The name, shortened to Pyxie, delightfully suggests the fairy folk to whom the name belongs. Smiling upward from the sandy soil in the April sunshine, this tiny plant wields an incredible charm; especially so because I went out today not expecting to find much of note. As is so often the case with the Pine Barrens, I was pleasantly rewarded!
Botanical info from Our Early Wildflowers by Harriet Keeler, 1916 and Wildflowers of the Pine Barrens of NJ by Howard Boyd, 2001
That is a lovely flower. I remember seeing my first trout lily on your blog a few years ago and it started me looking for wildflowers. You have been an ongoing inspiration.
a very lovely photo.
Enough with the finger flowers already! You need to get out and see some big blossoms!

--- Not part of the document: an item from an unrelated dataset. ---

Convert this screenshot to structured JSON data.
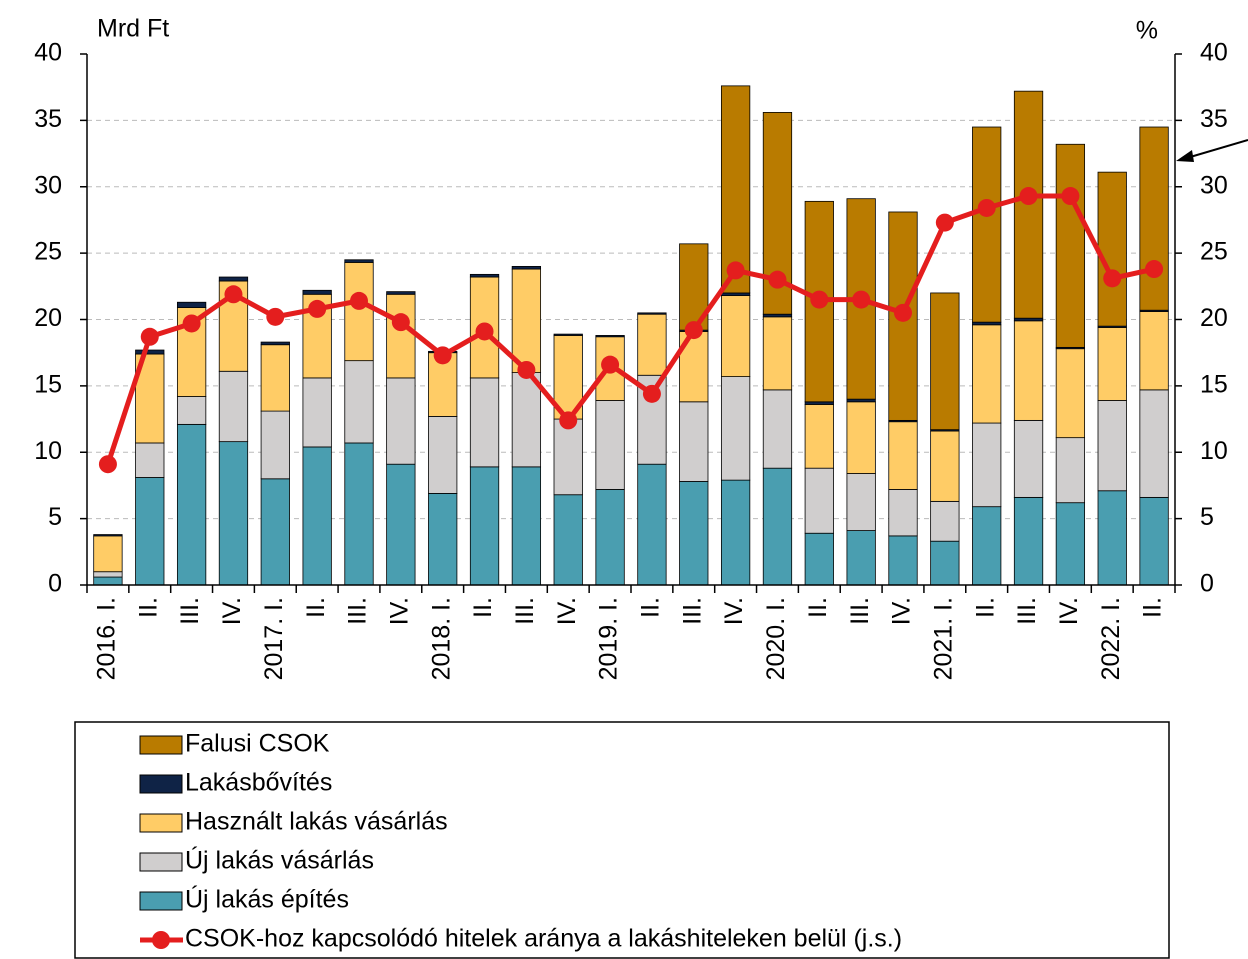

And are you sure that’s Pyxie? I thought it was more reddish.
:-p
Ruth: I’m really glad to have had some part in your learning to enjoy wildflowers! Thanks for saying so.
Bobbie: Thanks!
Steve: Pfft!
Read Boyd’s entry on Pyxie… “in early spring, leaves can be quite reddish, but these turn green by the time the plant blossoms.”
I was gonna include that bit in my blog post, but didn’t want to have to say that, “I’d told you so.”
😛
Plus I have an awful pic from Warren Grove that proves it’s red before it blooms.
So there.
😉
Kinf of like a rabbit – can’t seem to make up its mind what it wants to be!